Modular Powerhouse – a Viable Solution

Figure 1  Rendering of an installed modular powerhouse

High capital investment, excavation and construction costs — coupled with total installation time — significantly impact the feasibility of traditional hydropower generation on undeveloped stream reaches and low head greenfield sites. The modular powerhouse, however, bypasses those barriers. It is a streamlined and efficient approach to adding electric power generation to existing facilities that have untapped potential for generation. By maximizing offsite construction and minimizing field assembly, eliminating temporary infrastructure such as cofferdams, and employing existing technologies available on the market, the modular powerhouse offers new ways to harness clean, sustainable, and renewable energy. The scalable solution may reduce design and construction costs.

This approach is well-suited to adding electric power generation to existing facilities that currently do not generate or have untapped potential for generation. This includes unused locks, flood control gated structures, downstream or upstream of a low head dam.

How Does the Modular Powerhouse Work?

The modular powerhouse consists of standard-sized modules that may be constructed off-site or adjacent to the site. The modules can then be transported to the site by shipping or floating for installation on a prepared foundation.

Since the modules may be produced off-site, they can be produced as a standard unit that may be broadly applied and installed at multiple sites. Furthermore, multiple modular hydropower units may be combined at an individual site to increase power output for a given head and flow.

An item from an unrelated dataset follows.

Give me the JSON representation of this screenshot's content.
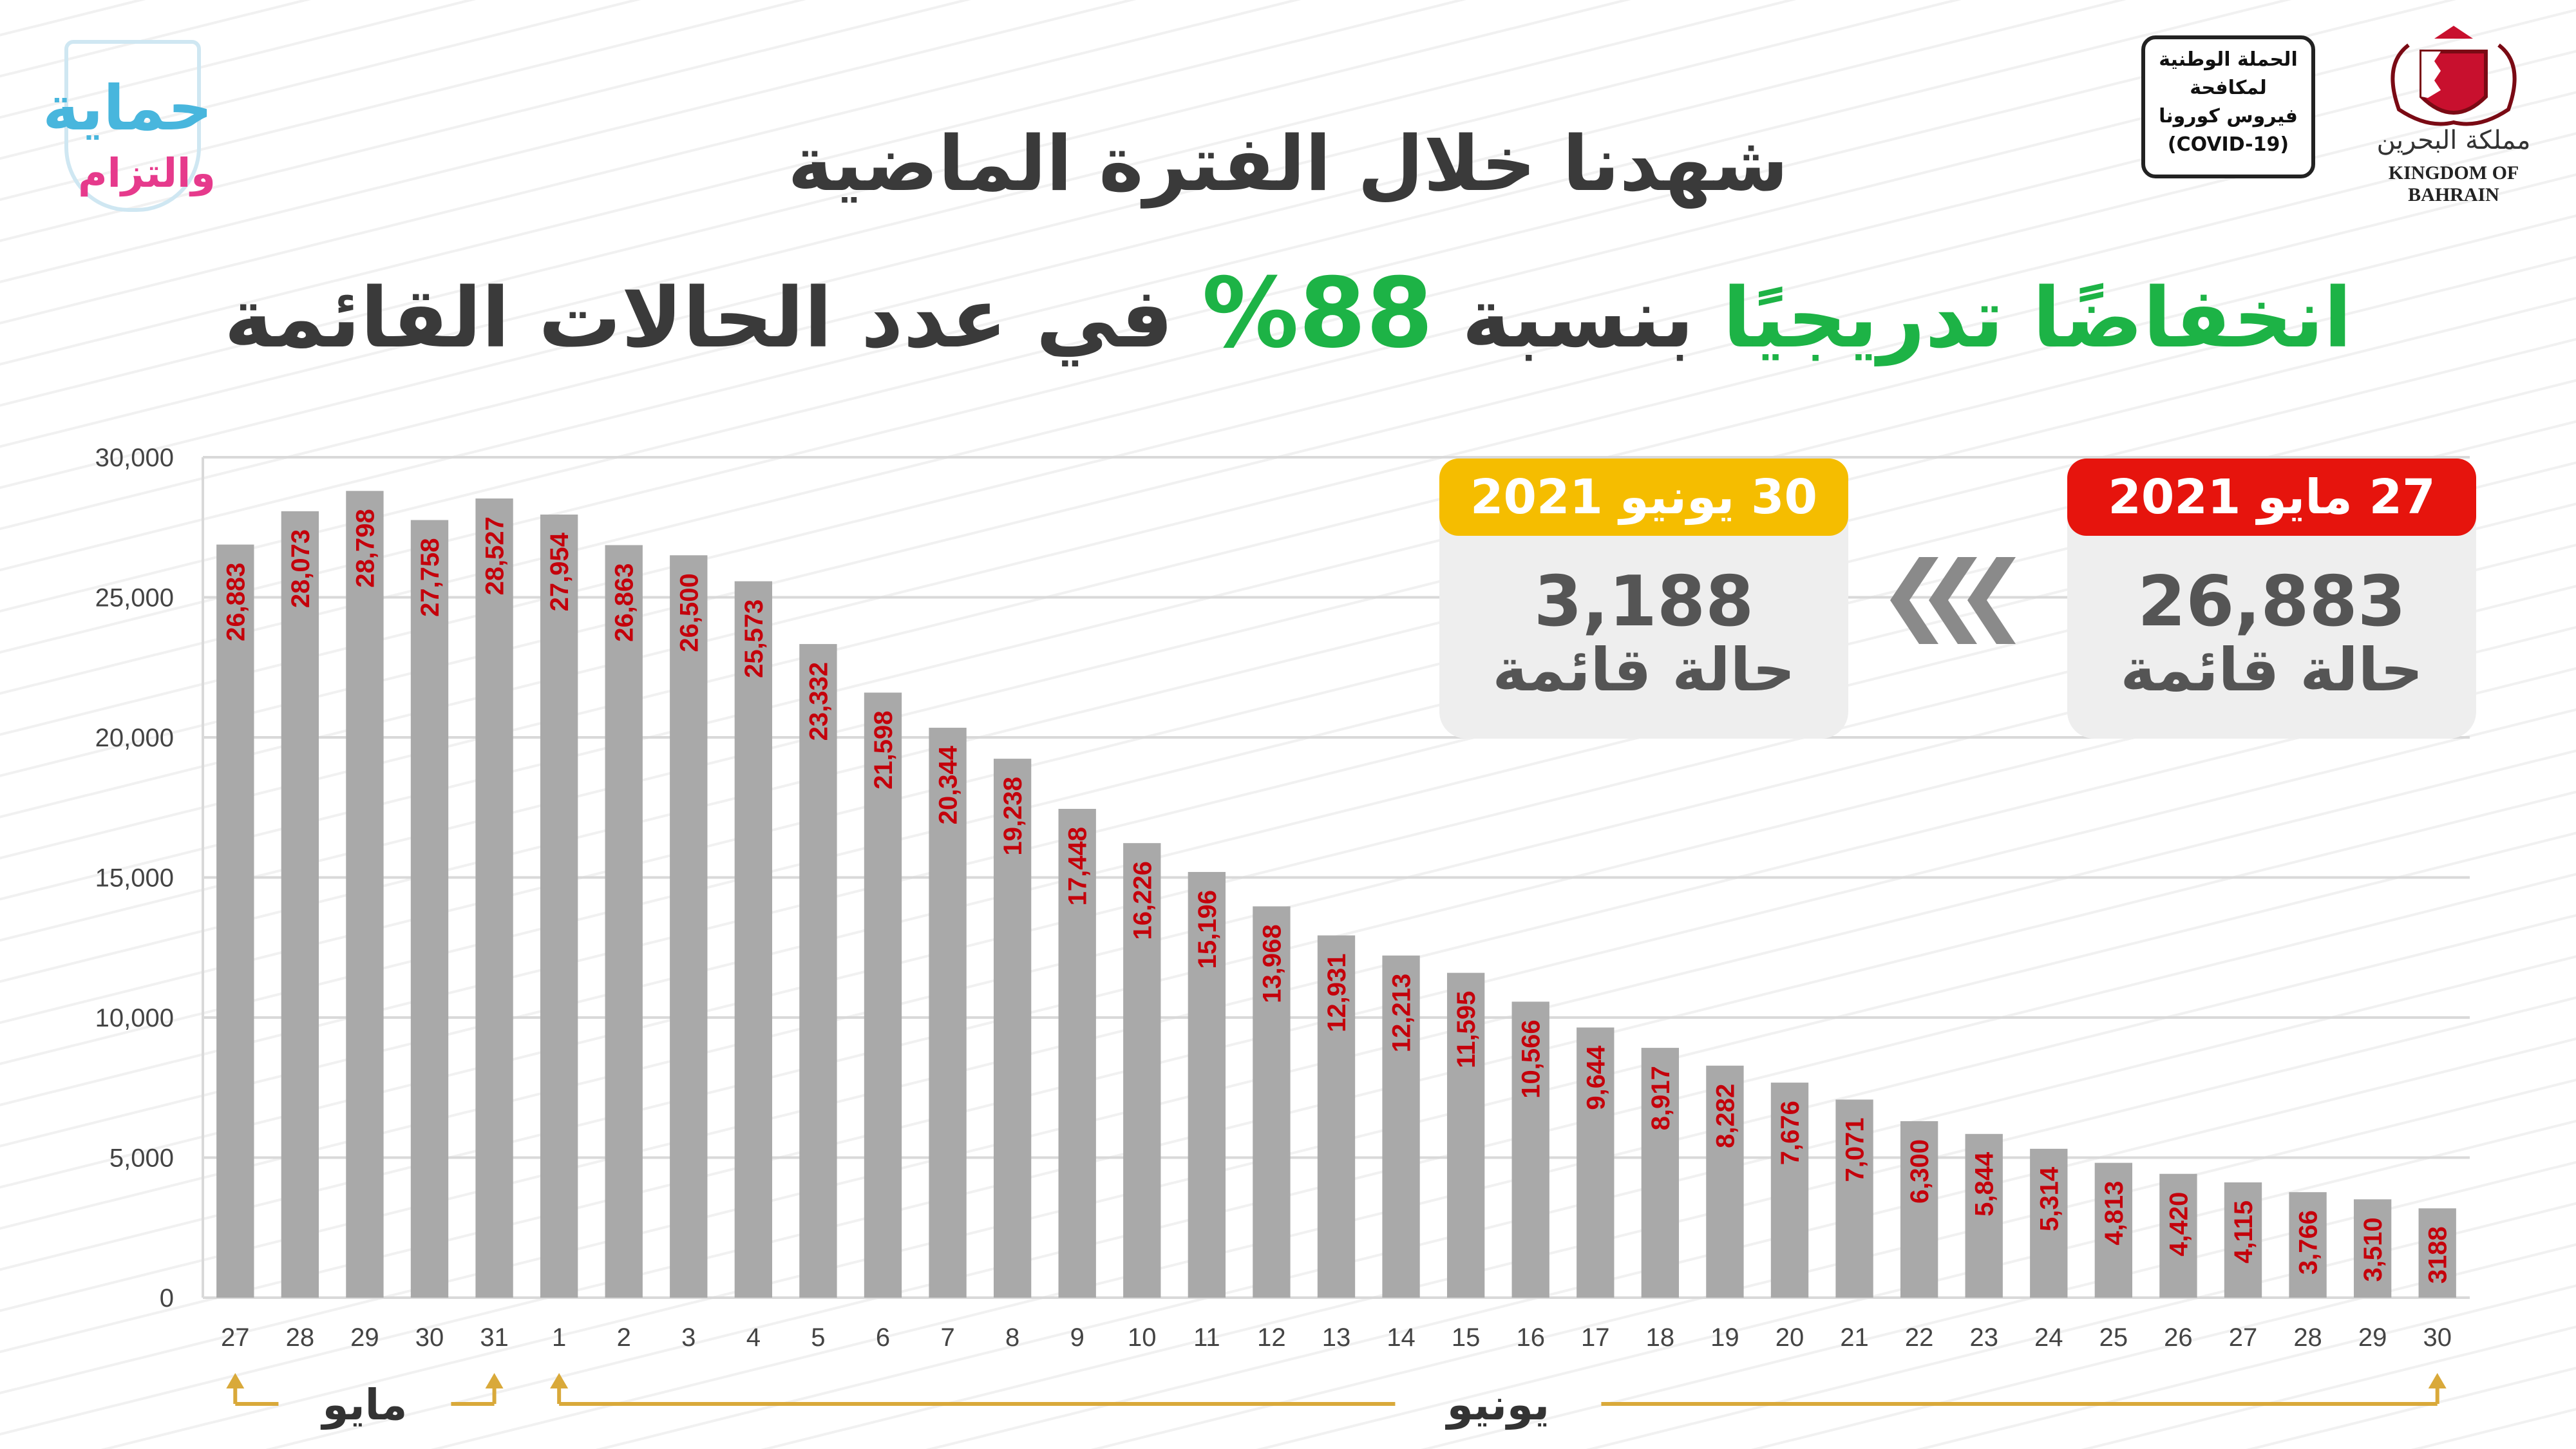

How Can the Industry Make Low Head Sites Feasible?

Scalability Consideration

Production of a standard unit allows for broader application and installation at multiple sites. Multiple modular hydropower units enhance the scalability factor because they can be combined at an individual site to increase power output for a given head and flow. For instance, a given site may contain four modular powerhouses with three turbine- generator units each for a total of 12 turbin- generator units installed at the site.

Off-site Construction

The off-site production of the modules allows for flexibility in construction techniques and timing, material specifications, and use of existing infrastructure at a facility, such as cranes, forklifts, or personnel facilities. This increases the amount of construction in a controlled environment and minimizes field construction, reducing the on-site construction time from years to months. Additionally, delays due to high water levels at the project site are greatly diminished.

Use of Existing Technologies

Turbine-generator suppliers have spent years developing equipment suitable for low head sites. By using these existing technologies, we can take advantage of the current research and development that is readily available without adding the expense of reinventing the wheel.

Unique Foundation Approaches

Cofferdams and excavation are a large cost in constructing a conventional hydro plant. The modular powerhouse can potentially anchor in an existing rock surface, piles, or other suitable foundations that may provide a level surface for the module to rest and restrain the module against hydraulic and buoyancy forces. Flexibility of foundation types may eliminate the need for a cofferdam to dewater the area.

Desired Results

A modular hydropower system has numerous advantages over a traditional hydropower development making it particularly attractive in low head site development. Locating the modules in a spillway bay without requiring significant modifications to the existing dam and spillway reduces impacts to dam safety. The off-site, standardized modular construction also minimalizes environmental impacts due to construction at existing non-power dams. The result:  economically sound and environmentally responsible investment in clean, renewable, sustainable energy.